Já fui mais cético e racional. Não que eu tenha deixado de ser.

Na condição de alguém que atuou como professor universitário, de graduação e pós, dependo de evidências — ou pelo menos de um raciocínio bem encadeado logicamente, a partir de premissas válidas e com uma conclusão consistente — para botar fé.

Por outro lado, acredito que a gente também precisa de evidências sólidas para refutar uma ideia, ao invés de simplesmente rejeitar qualquer coisa que contrarie o que a maioria dá por certo. Caso contrário, estaríamos até hoje achando que a Terra é plana.

[Ok, não foi um bom exemplo — mas espero que você tenha captado a mensagem].

De vez em quando dou de cara com algo que sacode o castelo de cartas das minhas certezas. Foi esse o caso lá pelos idos de 2005, quando primeiro entrei em contato com os cada vez mais numerosos relatos de experiências de quase morte (EQM).

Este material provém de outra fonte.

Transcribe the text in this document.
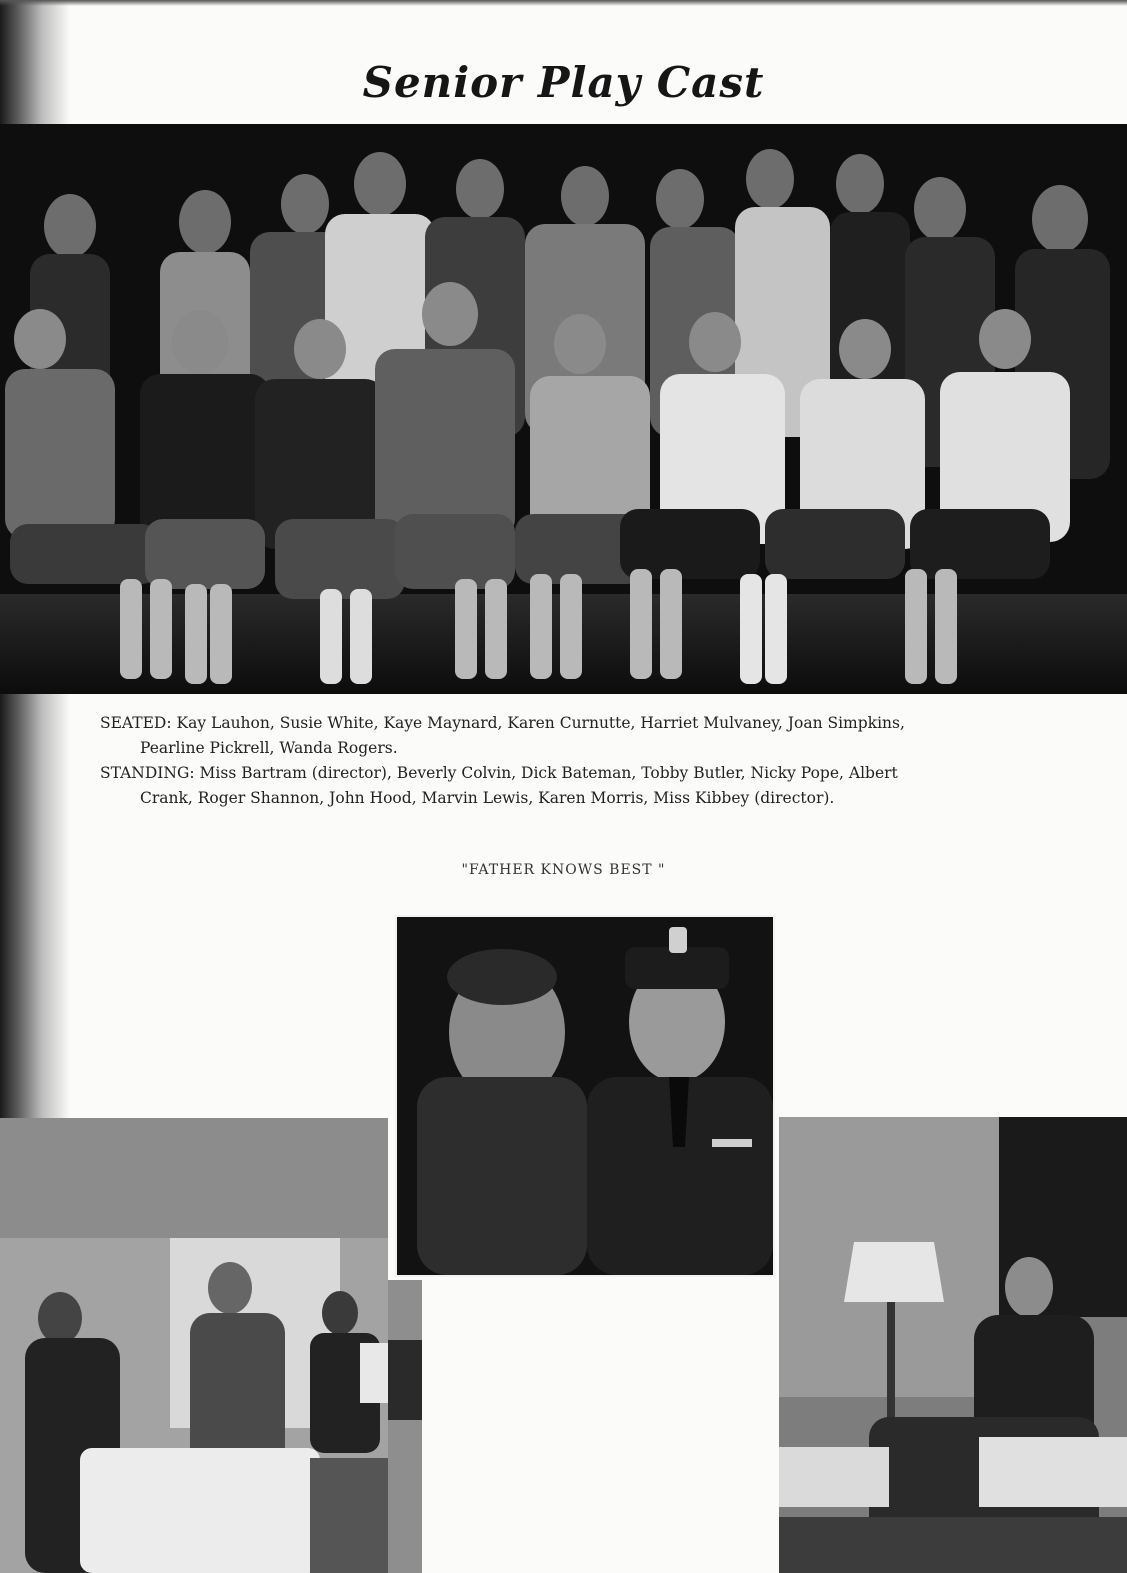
Senior Play Cast
SEATED: Kay Lauhon, Susie White, Kaye Maynard, Karen Curnutte, Harriet Mulvaney, Joan Simpkins,
Pearline Pickrell, Wanda Rogers.
STANDING: Miss Bartram (director), Beverly Colvin, Dick Bateman, Tobby Butler, Nicky Pope, Albert
Crank, Roger Shannon, John Hood, Marvin Lewis, Karen Morris, Miss Kibbey (director).
"FATHER KNOWS BEST "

Percebi, ao longo desses anos, que o tema das EQM mexe com as pessoas. E também que elas se distribuem basicamente entre duas posições.

  1. Quem tende a não admitir a possibilidade de vida após a morte nem como hipótese. Agarrados ao paradigma materialista, colocam todos os relatos (seja de pacientes, seja de profissionais) na mesma bacia. Aí jogam tudo fora, rotulando de ingenuidade ou picaretagem, com frequência sem se darem o trabalho de examiná-los. Minha opinião: parece medo da turbulência emocional que significaria se permitir, ao menos por um instante, acreditar. (Paradoxalmente, estou convencido de que algumas dessas pessoas são as que, no fundo, mais sentem um desejo angustiado de crer — daí a intensidade da reação contrária.)
  2. Quem tende a se atirar à ideia de vida após a morte como a um salva-vidas em alto mar. Não precisam nem ver para crer: já têm certeza de antemão. Talvez por um anseio desesperado de que nem ela nem seus entes queridos estejam, afinal, condenados ao abismo do não-ser. Minha opinião? Seja por anseio ou por medo, esse tipo de certeza a priori constitui terreno fértil para o autoengano. (Paradoxalmente, estou convencido de que algumas dessas pessoas são as que estão mais inseguras de sua fé — daí a intensidade da afirmação.)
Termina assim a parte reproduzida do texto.